At the conclusion of the project we expect to be in a position to create a road map for the ensuing analyses. The modeling process will work to getting over the “understanding the data” roadblock with utmost speed. Below is a flowchart of how we would work to uncover Anaheim’s path from CX to financial outcomes.

While the final choice of modeling approaches will depend on many factors, the most critical is the form and structure of the data. Many company databases are full of empty cells and old, irrelevant data. Anaheim’s was no exception. Usually a good scrubbing in SPSS or creation of dummy variables is a necessary best practice.

Before we explore an overview of the methods we have used successfully in the past on similar projects as well as methods that we judge to be directly applicable to the case at hand, here are two rules of thumb I keep in my frontal lobe during the cleansing process.

  1. While, as a rule, it is advisable to minimize the number of models used as one tries to develop an optimal solution, we realize that this project’s specific requirement – providing the best possible linkage for a multitude of groups and subgroups – may lead us to recommend that unique algorithms be used in each subgroup or several subgroups taken together.
  1. During the first step along the analytic track these models will most likely be based on regression analysis. These will be followed by predictive analytic techniques designed to uncover the linkage between our performance model and financial data.

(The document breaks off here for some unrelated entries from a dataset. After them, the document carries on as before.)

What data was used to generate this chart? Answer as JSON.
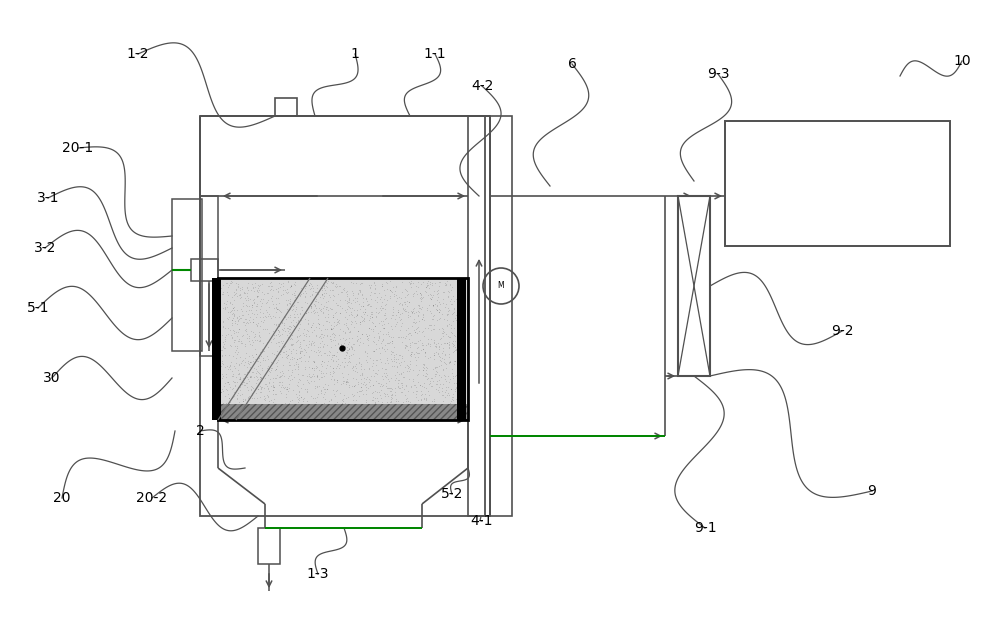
{
  "bg_color": "#ffffff",
  "lc": "#505050",
  "blk": "#000000",
  "green": "#008800",
  "fig_width": 10.0,
  "fig_height": 6.36,
  "dpi": 100
}
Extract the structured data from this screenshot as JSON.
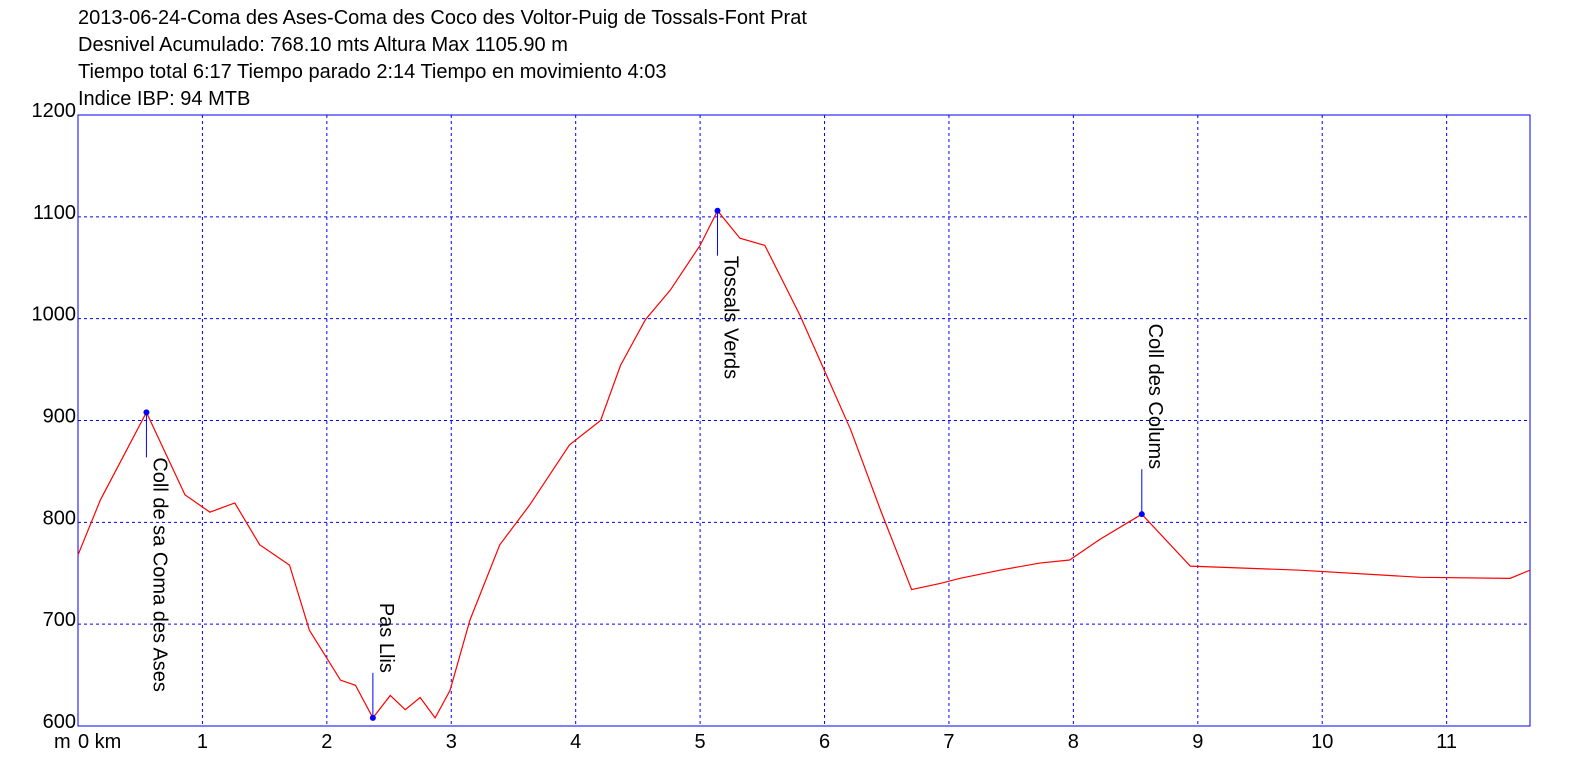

The availability of powerful, open-source software and the expansion of bandwidth to transport ever-growing amounts of data have allowed marketing scientists to easily access tools which used to be available in expensive software such as SAS. Ten years ago these were most common in the predictive analytics industry. Today they are common across all quant endeavors and allow other marketers to utilize the same powerful algorithms. Across the board, we will be using any of the analytic approaches in our scientific repertoire. Below is a list of the most common approaches.

  • Bayesian inference
  • CHAID trees
  • General linear models
  • Logistic regression
  • Neural networks
  • Monte Carlo simulation
  • Feature selection regression
  • Machine decision list functions

Ultimately, our aim is to provide Anaheim management with the necessary tools to answer questions that link initiatives that carry capital, operational costs (CAPEX or OPEX) or both to financial outcomes and to identify consumer-derived variables that are the best predictors.

The flow outlined here illustrates the process we propose to implement in order to satisfy the requirements of the ROI project. While “perfect” data is never available in any project based on retroactive data, it is always our aim to “drive out” the best possible results of the existing data while helping to align the organization with the “ideal” state.

The ideal state is when a corporate marketing research department can put management decision makers in front of a “control center” display that permits computer simulation of various action è outcome scenarios. Commonly-known analytical approaches such as regressions, Monte Carlo simulations and neural networks are candidates for computer simulations that can be placed into Excel-based simulators that may be distributed company-wide, providing a full-service solution.

Data products incorporate data science into the operation of a product or service, using data in smart ways to provide value. It's more than just analysis, it's putting insight into production. The emphasis emerging in corporate America is to use the existing, ever-growing stockpile of data to complete concrete ROI outputs. This is the new frontier of the marketing research industry.